As Everson told me in 2021, “I had this concept to eliminate billing issues and click rates. So, I called one of my larger customers and said, ‘I have an idea and need you to help me understand if I’m going to lose with this concept or win?’” The customer was intrigued, and Everson started them on the program. “I realized that wow, this was a good thing for us and great for the customer,” he said.
The program, which Everson launched nearly nine years ago, is an easy sell because Everson has perfected his sales pitch. He uses an image of an old flip phone as a prop when selling the program with a graphic that says, “Pay per minute.”
“Back in the day, you were paying per minute to talk on that phone,” said Everson. “I ask customers, do you still pay per minute to talk on your phone? They’re like, no.”
And when he asks them how they pay, and they say they have an unlimited data plan, he says, “Wouldn’t it be nice to have an unlimited plan on your copiers as well? Or do you still want to pay per page to print, just like per minute to talk? When I dial it down into the world they live in, the light bulb goes off. It’s a no-brainer because none of my competition offers it. That’s what separates me at the end of the day from everybody else.”
But what about everybody else?
Not Worth the Pain to Change
Recently, I sat down with McDonald to discuss what became of flat-based billing. On paper, the concept was and still is viable. In reality, with the exception of a handful of smaller dealers like Elite Document Solutions who are using this model as a point of differentiation, few dealers see a pressing need to change.
“Flat-rate offerings have certainly not been adopted nearly as much as they could be,” acknowledged McDonald. “That being said, lots of dealers progressively did it on their own. They looked at it as basically setting up a pizza menu style for certain types of customers. It’s still out there; you don’t really hear much about it because it’s not dealers’ primary go-to-market offering.
But for those looking to start a managed print practice, and there are a few, flat rate makes sense, as they can leapfrog cost-per-page providers. If you’re not first, you have to be different!”
The other impediment to the adoption of flat-rate billing is that dealers would rather devote their resources to growing other areas of their business. “Print, as a rule, has either stabilized or is declining,” explained McDonald. “Office equipment dealers only have so many resources, so are they going to spend time revamping their managed print program for a non-growth area?”
Those resources are now used for managed IT, cybersecurity, VoIP, electric vehicle (EV) charging stations, production print, and barcode printers. The latter two despite being print technologies, are not a fit for flat-rate billing.
According to McDonald, if dealers are going to focus on growing those areas of the business or diversifying, they need to determine if the managed print piece of their business is good enough as is.
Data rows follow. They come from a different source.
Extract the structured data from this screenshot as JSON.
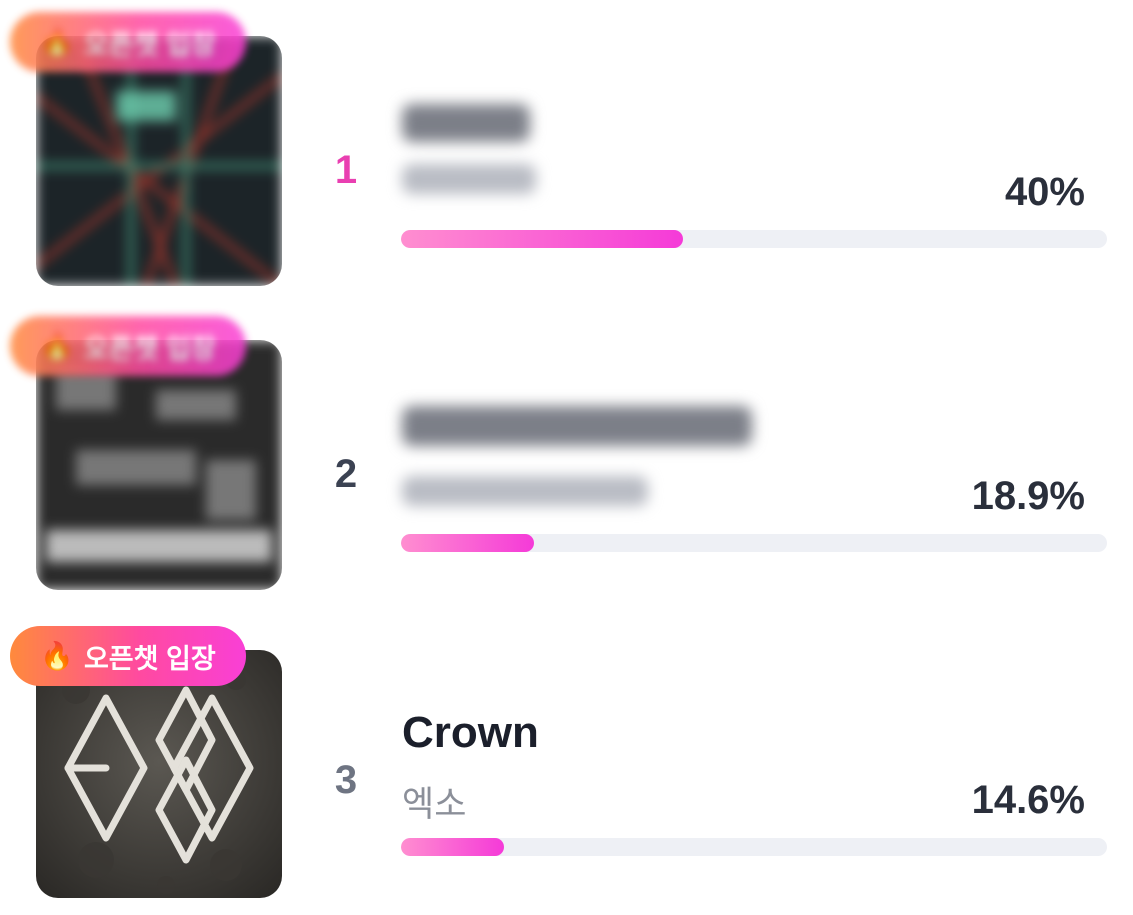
{
  "badge": {
    "icon": "fire-icon",
    "label": "오픈챗 입장"
  },
  "colors": {
    "accent": "#f53ad8",
    "rank1": "#e93fb1",
    "rank_other": "#3b4252"
  },
  "items": [
    {
      "rank": "1",
      "title": "",
      "artist": "",
      "percent_label": "40%",
      "percent": 40.0
    },
    {
      "rank": "2",
      "title": "",
      "artist": "",
      "percent_label": "18.9%",
      "percent": 18.9
    },
    {
      "rank": "3",
      "title": "Crown",
      "artist": "엑소",
      "percent_label": "14.6%",
      "percent": 14.6
    }
  ]
}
“If the answer is yes, then you don’t need to do anything else to it,” he said. “It pains me to say that because it’s a better model and offers better margins. It is more predictable for customers. If you ask a customer, would you prefer a flat-rate or cost-per-page model? Hands down, 90% would say, a flat-rate offering. It’s how we pay for everything else. But the problem is the cost-per-page model is so entrenched and there’s not enough pain for most dealers to move away from it.”
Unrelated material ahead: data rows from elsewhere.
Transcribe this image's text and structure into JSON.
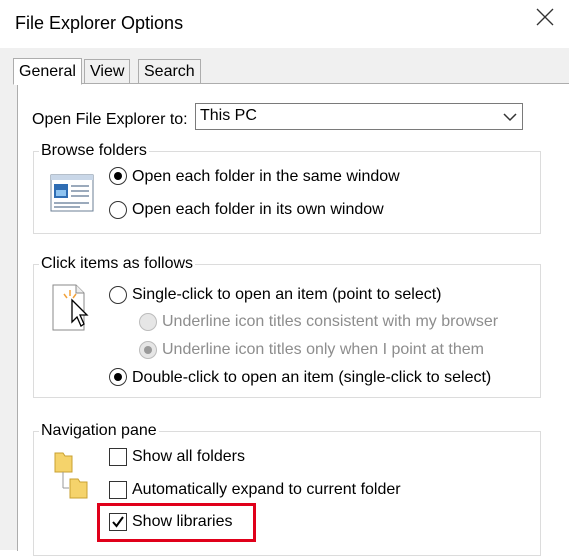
{
  "window": {
    "title": "File Explorer Options"
  },
  "tabs": [
    {
      "label": "General",
      "active": true
    },
    {
      "label": "View",
      "active": false
    },
    {
      "label": "Search",
      "active": false
    }
  ],
  "open_to": {
    "label": "Open File Explorer to:",
    "value": "This PC"
  },
  "browse_folders": {
    "title": "Browse folders",
    "options": [
      {
        "label": "Open each folder in the same window",
        "selected": true
      },
      {
        "label": "Open each folder in its own window",
        "selected": false
      }
    ]
  },
  "click_items": {
    "title": "Click items as follows",
    "single_click": {
      "label": "Single-click to open an item (point to select)",
      "selected": false
    },
    "underline_browser": {
      "label": "Underline icon titles consistent with my browser",
      "selected": false,
      "enabled": false
    },
    "underline_point": {
      "label": "Underline icon titles only when I point at them",
      "selected": true,
      "enabled": false
    },
    "double_click": {
      "label": "Double-click to open an item (single-click to select)",
      "selected": true
    }
  },
  "navigation_pane": {
    "title": "Navigation pane",
    "show_all_folders": {
      "label": "Show all folders",
      "checked": false
    },
    "auto_expand": {
      "label": "Automatically expand to current folder",
      "checked": false
    },
    "show_libraries": {
      "label": "Show libraries",
      "checked": true
    }
  },
  "colors": {
    "highlight": "#e0001a",
    "folder": "#f5d36b",
    "disabled_text": "#8d8d8d"
  },
  "icons": [
    "close-icon",
    "chevron-down-icon",
    "browse-folders-icon",
    "pointer-click-icon",
    "folder-icon"
  ]
}
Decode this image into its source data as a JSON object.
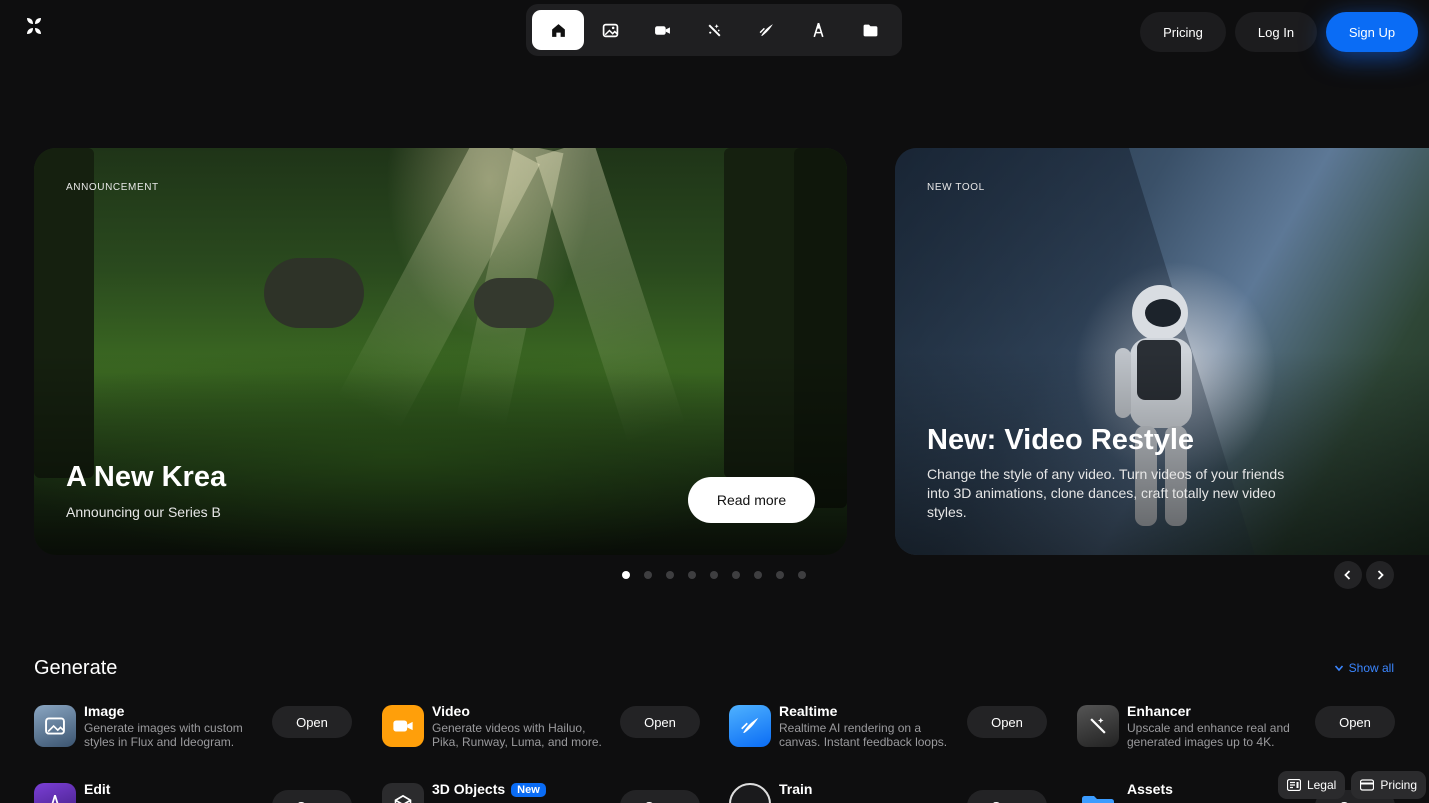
{
  "nav": {
    "items": [
      {
        "icon": "home-icon",
        "label": "Home"
      },
      {
        "icon": "image-icon",
        "label": "Image"
      },
      {
        "icon": "video-icon",
        "label": "Video"
      },
      {
        "icon": "enhancer-icon",
        "label": "Enhancer"
      },
      {
        "icon": "realtime-icon",
        "label": "Realtime"
      },
      {
        "icon": "edit-icon",
        "label": "Edit"
      },
      {
        "icon": "folder-icon",
        "label": "Assets"
      }
    ],
    "active": 0
  },
  "header": {
    "pricing_label": "Pricing",
    "login_label": "Log In",
    "signup_label": "Sign Up"
  },
  "carousel": {
    "slides": [
      {
        "eyebrow": "ANNOUNCEMENT",
        "title": "A New Krea",
        "subtitle": "Announcing our Series B",
        "button_label": "Read more"
      },
      {
        "eyebrow": "NEW TOOL",
        "title": "New: Video Restyle",
        "subtitle": "Change the style of any video. Turn videos of your friends into 3D animations, clone dances, craft totally new video styles."
      }
    ],
    "dot_count": 9,
    "active_dot": 0
  },
  "generate": {
    "title": "Generate",
    "show_all_label": "Show all",
    "open_label": "Open",
    "tools": [
      {
        "name": "Image",
        "desc": "Generate images with custom styles in Flux and Ideogram.",
        "icon": "image-tool-icon"
      },
      {
        "name": "Video",
        "desc": "Generate videos with Hailuo, Pika, Runway, Luma, and more.",
        "icon": "video-tool-icon"
      },
      {
        "name": "Realtime",
        "desc": "Realtime AI rendering on a canvas. Instant feedback loops.",
        "icon": "realtime-tool-icon"
      },
      {
        "name": "Enhancer",
        "desc": "Upscale and enhance real and generated images up to 4K.",
        "icon": "enhancer-tool-icon"
      },
      {
        "name": "Edit",
        "desc": "",
        "icon": "edit-tool-icon"
      },
      {
        "name": "3D Objects",
        "desc": "",
        "icon": "3d-objects-tool-icon",
        "badge": "New"
      },
      {
        "name": "Train",
        "desc": "",
        "icon": "train-tool-icon"
      },
      {
        "name": "Assets",
        "desc": "",
        "icon": "assets-tool-icon"
      }
    ]
  },
  "footer_buttons": {
    "legal_label": "Legal",
    "pricing_label": "Pricing"
  },
  "colors": {
    "background": "#0e0e0f",
    "accent": "#0a6cf5",
    "video_icon": "#ff9f0a",
    "realtime_icon": "#1a8cff"
  }
}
The Flat-Rate Billing Narrative Has Changed
Even McDonald has gravitated away from the flat-based model, a model that he has helped his consulting clients implement. “As much as I love it, that doesn’t mean you keep going down that road if there’s no market for it. I’ve been quite open with this client that I’m dealing with now saying, you could be my last flat rate engagement. You hate to say it when it’s your baby, but as Stephen King said, sometimes you have to ‘kill your darlings.’ It doesn’t matter how good the idea is, if it doesn’t fit the narrative, it’s got to go.”
After nine years of advocating for flat-rate billing and helping dealers implement flat-rate programs, McDonald has diversified himself, launching West McDonald Co., an artificial intelligence (AI) services business that provides AI consulting and training.
He also writes extensively on the topic and hosts a weekly AI Explorers group on Thursday afternoons for office technology industry movers and shakers. You’ll also find him speaking at industry conferences and for dealers at the request of their OEMs. He emphasized that this isn’t the end of flat rate, it’s just the end of it for him. “Once I’m done with my current clients, I’ll be 100% focused on AI solutions.”
Asked if this is the last time that I should be writing about this topic, McDonald replied, “Yeah, absolutely. You can quote me on it.”
Even then, he couldn’t resist a final plug for flat-rate billing. “It’s the best way to offer print management. And for those who are looking to be different in the marketplace, it’s a huge opportunity.”